The intention of the “Renta Mínima de Inserción” (RMI) benefit is to ensure that those with no source of regular income are able to survive financially, and an article in national newspaper El País suggests that some of the beneficiaries are so stunned by the request for information that they disclose a random amount. This amount is then augmented to make a deduction from the 400-euro payment, so that if a beggar reports that he or she receives 100 euros per month it will be treated as if the gross amount received were 190 euros, reducing the RMI payment to 210 euros.

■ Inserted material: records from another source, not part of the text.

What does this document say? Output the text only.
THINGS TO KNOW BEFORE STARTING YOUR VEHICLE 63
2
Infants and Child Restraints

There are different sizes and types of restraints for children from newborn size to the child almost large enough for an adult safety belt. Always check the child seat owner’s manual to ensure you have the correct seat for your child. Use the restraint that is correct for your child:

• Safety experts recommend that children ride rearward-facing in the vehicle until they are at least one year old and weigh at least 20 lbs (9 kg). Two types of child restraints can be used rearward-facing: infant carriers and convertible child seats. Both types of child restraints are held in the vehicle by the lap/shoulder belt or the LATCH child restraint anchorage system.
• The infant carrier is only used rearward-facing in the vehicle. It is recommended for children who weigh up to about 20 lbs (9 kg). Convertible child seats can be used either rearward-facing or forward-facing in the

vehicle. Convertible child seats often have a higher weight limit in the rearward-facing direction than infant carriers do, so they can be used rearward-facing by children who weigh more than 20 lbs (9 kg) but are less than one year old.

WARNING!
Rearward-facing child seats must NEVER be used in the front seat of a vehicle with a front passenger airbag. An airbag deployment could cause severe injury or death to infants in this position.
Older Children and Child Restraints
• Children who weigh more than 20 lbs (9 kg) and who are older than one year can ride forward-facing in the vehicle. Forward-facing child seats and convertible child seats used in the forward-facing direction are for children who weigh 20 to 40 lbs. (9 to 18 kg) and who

The earnings statements are required on a monthly basis, and the regional government reports that all calculations are made according to the specifications of the law which established the RMI. Therefore, if a scrap metal collector declares that he is no longer receiving income, the following month’s benefit is re-calculated.

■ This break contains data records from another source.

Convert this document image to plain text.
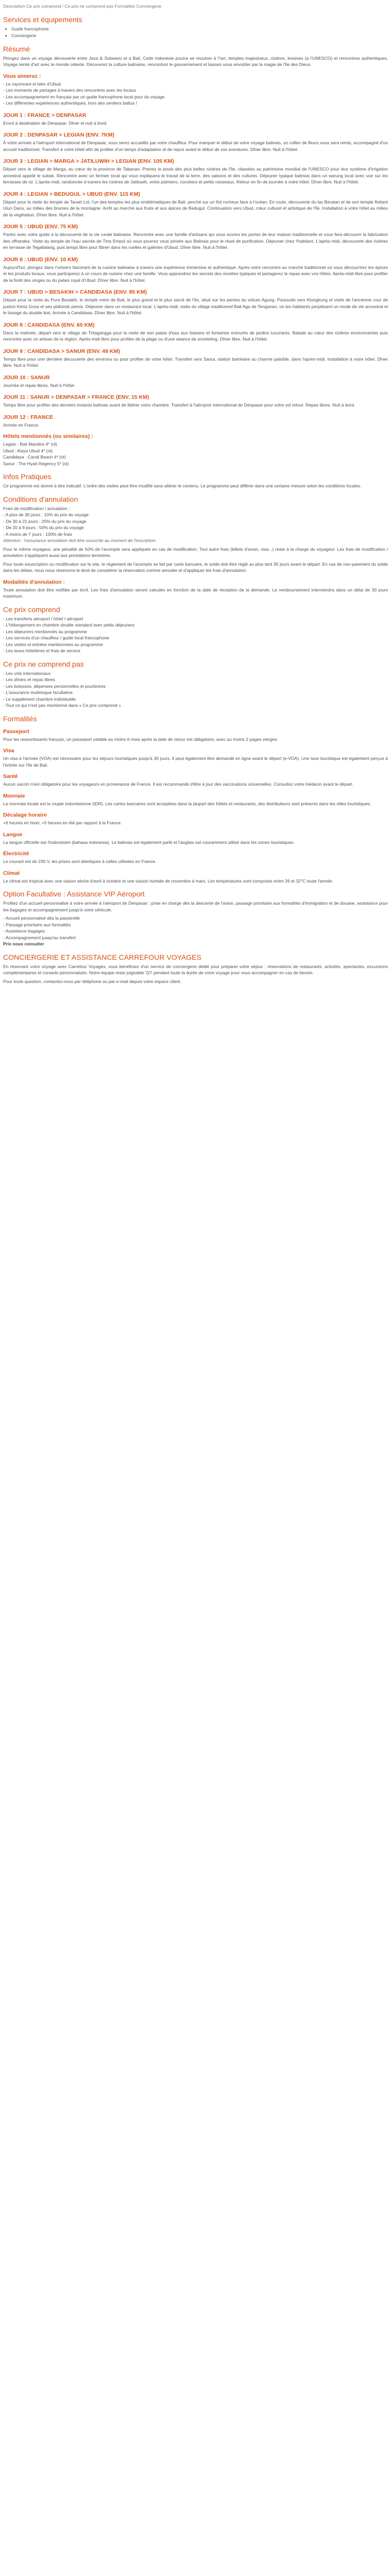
Description Ce prix comprend / Ce prix ne comprend pas Formalités Conciergerie
Services et équipements
• Guide francophone
• Conciergerie
Résumé
Plongez dans un voyage découverte entre Java & Sulawesi et à Bali. Cette indonésie pourra se résumer à 'l'art, temples majestueux, rizières, lessives (à l'UNESCO) et rencontres authentiques. Voyage teinté d'art avec le monde céleste. Découvrez la culture balinaise, rencontrez le gouvernement et laissez-vous envoûter par la magie de l'Ile des Dieux.
Vous aimerez :
- Le rayonnant et bien d'Ubud
- Les moments de partages à travers des rencontres avec les locaux
- Les accompagnement en français par un guide francophone local pour du voyage
- Les différentes expériences authentiques, hors des sentiers battus !
JOUR 1 : FRANCE > DENPASAR
Envol à destination de Denpasar. Dîner et nuit à bord.
JOUR 2 : DENPASAR > LEGIAN (ENV. 7KM)
À votre arrivée à l'aéroport international de Denpasar, vous serez accueillis par votre chauffeur. Pour marquer le début de votre voyage balinais, un collier de fleurs vous sera remis, accompagné d'un accueil traditionnel. Transfert à votre hôtel afin de profiter d'un temps d'adaptation et de repos avant le début de vos aventures. Dîner libre. Nuit à l'hôtel.
JOUR 3 : LEGIAN > MARGA > JATILUWIH > LEGIAN (ENV. 105 KM)
Départ vers le village de Marga, au cœur de la province de Tabanan. Prenez le pouls des plus belles rizières de l'île, classées au patrimoine mondial de l'UNESCO pour leur système d'irrigation ancestral appelé le subak. Rencontre avec un fermier local qui vous expliquera le travail de la terre, des saisons et des cultures. Déjeuner typique balinais dans un warung local avec vue sur les terrasses de riz. L'après-midi, randonnée à travers les rizières de Jatiluwih, entre palmiers, cocotiers et petits ruisseaux. Retour en fin de journée à votre hôtel. Dîner libre. Nuit à l'hôtel.
JOUR 4 : LEGIAN > BEDUGUL > UBUD (ENV. 115 KM)
Départ pour la visite du temple de Tanah Lot, l'un des temples les plus emblématiques de Bali, perché sur un îlot rocheux face à l'océan. En route, découverte du lac Beratan et de son temple flottant Ulun Danu, au milieu des brumes de la montagne. Arrêt au marché aux fruits et aux épices de Bedugul. Continuation vers Ubud, cœur culturel et artistique de l'île. Installation à votre hôtel au milieu de la végétation. Dîner libre. Nuit à l'hôtel.
JOUR 5 : UBUD (ENV. 75 KM)
Partez avec votre guide à la découverte de la vie rurale balinaise. Rencontre avec une famille d'artisans qui vous ouvrira les portes de leur maison traditionnelle et vous fera découvrir la fabrication des offrandes. Visite du temple de l'eau sacrée de Tirta Empul où vous pourrez vous joindre aux Balinais pour le rituel de purification. Déjeuner chez l'habitant. L'après-midi, découverte des rizières en terrasse de Tegallalang, puis temps libre pour flâner dans les ruelles et galeries d'Ubud. Dîner libre. Nuit à l'hôtel.
JOUR 6 : UBUD (ENV. 10 KM)
Aujourd'hui, plongez dans l'univers fascinant de la cuisine balinaise à travers une expérience immersive et authentique. Après votre rencontre au marché traditionnel où vous découvrirez les épices et les produits locaux, vous participerez à un cours de cuisine chez une famille. Vous apprendrez les secrets des recettes typiques et partagerez le repas avec vos hôtes. Après-midi libre pour profiter de la forêt des singes ou du palais royal d'Ubud. Dîner libre. Nuit à l'hôtel.
JOUR 7 : UBUD > BESAKIH > CANDIDASA (ENV. 85 KM)
Départ pour la visite du Pura Besakih, le temple mère de Bali, le plus grand et le plus sacré de l'île, situé sur les pentes du volcan Agung. Poursuite vers Klungkung et visite de l'ancienne cour de justice Kerta Gosa et ses plafonds peints. Déjeuner dans un restaurant local. L'après-midi, visite du village traditionnel Bali Aga de Tenganan, où les habitants perpétuent un mode de vie ancestral et le tissage du double ikat. Arrivée à Candidasa. Dîner libre. Nuit à l'hôtel.
JOUR 8 : CANDIDASA (ENV. 60 KM)
Dans la matinée, départ vers le village de Tirtagangga pour la visite de son palais d'eau aux bassins et fontaines entourés de jardins luxuriants. Balade au cœur des rizières environnantes puis rencontre avec un artisan de la région. Après-midi libre pour profiter de la plage ou d'une séance de snorkeling. Dîner libre. Nuit à l'hôtel.
JOUR 9 : CANDIDASA > SANUR (ENV. 49 KM)
Temps libre pour une dernière découverte des environs ou pour profiter de votre hôtel. Transfert vers Sanur, station balnéaire au charme paisible, dans l'après-midi. Installation à votre hôtel. Dîner libre. Nuit à l'hôtel.
JOUR 10 : SANUR
Journée et repas libres. Nuit à l'hôtel.
JOUR 11 : SANUR > DENPASAR > FRANCE (ENV. 15 KM)
Temps libre pour profiter des derniers instants balinais avant de libérer votre chambre. Transfert à l'aéroport international de Denpasar pour votre vol retour. Repas libres. Nuit à bord.
JOUR 12 : FRANCE
Arrivée en France.
Hôtels mentionnés (ou similaires) :
Legian : Bali Mandira 4* (nl)
Ubud : Alaya Ubud 4* (nl)
Candidasa : Candi Beach 4* (nl)
Sanur : The Hyatt Regency 5* (nl)
Infos Pratiques
Ce programme est donné à titre indicatif. L'ordre des visites peut être modifié sans altérer le contenu. Le programme peut différer dans une certaine mesure selon les conditions locales.
Conditions d'annulation
Frais de modification / annulation :
- A plus de 30 jours : 10% du prix du voyage
- De 30 à 21 jours : 25% du prix du voyage
- De 20 à 8 jours : 50% du prix du voyage
- A moins de 7 jours : 100% de frais
Attention : l'assurance annulation doit être souscrite au moment de l'inscription.
Pour le même voyageur, une pénalité de 50% de l'acompte sera appliquée en cas de modification. Tout autre frais (billets d'avion, visa...) reste à la charge du voyageur. Les frais de modification / annulation s'appliquent aussi aux prestations terrestres.
Pour toute souscription ou modification sur le site, le règlement de l'acompte se fait par carte bancaire, le solde doit être réglé au plus tard 30 jours avant le départ. En cas de non-paiement du solde dans les délais, nous nous réservons le droit de considérer la réservation comme annulée et d'appliquer les frais d'annulation.
Modalités d'annulation :
Toute annulation doit être notifiée par écrit. Les frais d'annulation seront calculés en fonction de la date de réception de la demande. Le remboursement interviendra dans un délai de 30 jours maximum.
Ce prix comprend
- Les transferts aéroport / hôtel / aéroport
- L'hébergement en chambre double standard avec petits déjeuners
- Les déjeuners mentionnés au programme
- Les services d'un chauffeur / guide local francophone
- Les visites et entrées mentionnées au programme
- Les taxes hôtelières et frais de service
Ce prix ne comprend pas
- Les vols internationaux
- Les dîners et repas libres
- Les boissons, dépenses personnelles et pourboires
- L'assurance multirisque facultative
- Le supplément chambre individuelle
- Tout ce qui n'est pas mentionné dans « Ce prix comprend »
Formalités
Passeport
Pour les ressortissants français, un passeport valable au moins 6 mois après la date de retour est obligatoire, avec au moins 2 pages vierges.
Visa
Un visa à l'arrivée (VOA) est nécessaire pour les séjours touristiques jusqu'à 30 jours. Il peut également être demandé en ligne avant le départ (e-VOA). Une taxe touristique est également perçue à l'entrée sur l'île de Bali.
Santé
Aucun vaccin n'est obligatoire pour les voyageurs en provenance de France. Il est recommandé d'être à jour des vaccinations universelles. Consultez votre médecin avant le départ.
Monnaie
La monnaie locale est la roupie indonésienne (IDR). Les cartes bancaires sont acceptées dans la plupart des hôtels et restaurants, des distributeurs sont présents dans les villes touristiques.
Décalage horaire
+6 heures en hiver, +5 heures en été par rapport à la France.
Langue
La langue officielle est l'indonésien (bahasa indonesia). Le balinais est également parlé et l'anglais est couramment utilisé dans les zones touristiques.
Électricité
Le courant est de 230 V, les prises sont identiques à celles utilisées en France.
Climat
Le climat est tropical avec une saison sèche d'avril à octobre et une saison humide de novembre à mars. Les températures sont comprises entre 26 et 32°C toute l'année.
Option Facultative : Assistance VIP Aéroport
Profitez d'un accueil personnalisé à votre arrivée à l'aéroport de Denpasar : prise en charge dès la descente de l'avion, passage prioritaire aux formalités d'immigration et de douane, assistance pour les bagages et accompagnement jusqu'à votre véhicule.
- Accueil personnalisé dès la passerelle
- Passage prioritaire aux formalités
- Assistance bagages
- Accompagnement jusqu'au transfert
Prix nous consulter
CONCIERGERIE ET ASSISTANCE CARREFOUR VOYAGES
En réservant votre voyage avec Carrefour Voyages, vous bénéficiez d'un service de conciergerie dédié pour préparer votre séjour : réservations de restaurants, activités, spectacles, excursions complémentaires et conseils personnalisés. Notre équipe reste joignable 7j/7 pendant toute la durée de votre voyage pour vous accompagner en cas de besoin.
Pour toute question, contactez-nous par téléphone ou par e-mail depuis votre espace client.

This question highlights just how difficult it is for those who live on or below the poverty line in Spain to get by and improve their situation, with any income they do manage to scrape together often failing to make any difference to their lifestyles. In fact, it is suggested that many actually invent earnings in order to justify the fact that they are managing to stay afloat, thus making themselves poorer.
There is no question that the conditions for receiving the RMI payment are designed to prevent tax fraud, but cases such as these highlight the dangers of treating all undeclared earnings in the same way. It is hard to see busking or begging as “undeclared economic activity” in the same way as working in crop fields or behind a bar without a contract of employment, and there is even an argument that those who collect and sell scrap metal and other items (as long as they do not do so by stealing the wiring from street lamps) are performing a valuable public service: after all, they contribute to recycling by their activity, help to keep neighbourhoods clean, and often do a favour to householders by saving them a trip to the recycling park!
The RMI benefit is received by around 30,000 families in the region of Madrid, and consists of 400 euros per month if it is for a single-person family unit. A second family member qualifies the beneficiary for 112.67 euros more, while after that additional dependents add another 75.11 euros each up to a maximum of 735.90 euros.
In Madrid a third of those receiving this benefit have been doing so for over 5 years, and as many as 11.6 per cent for at least a decade.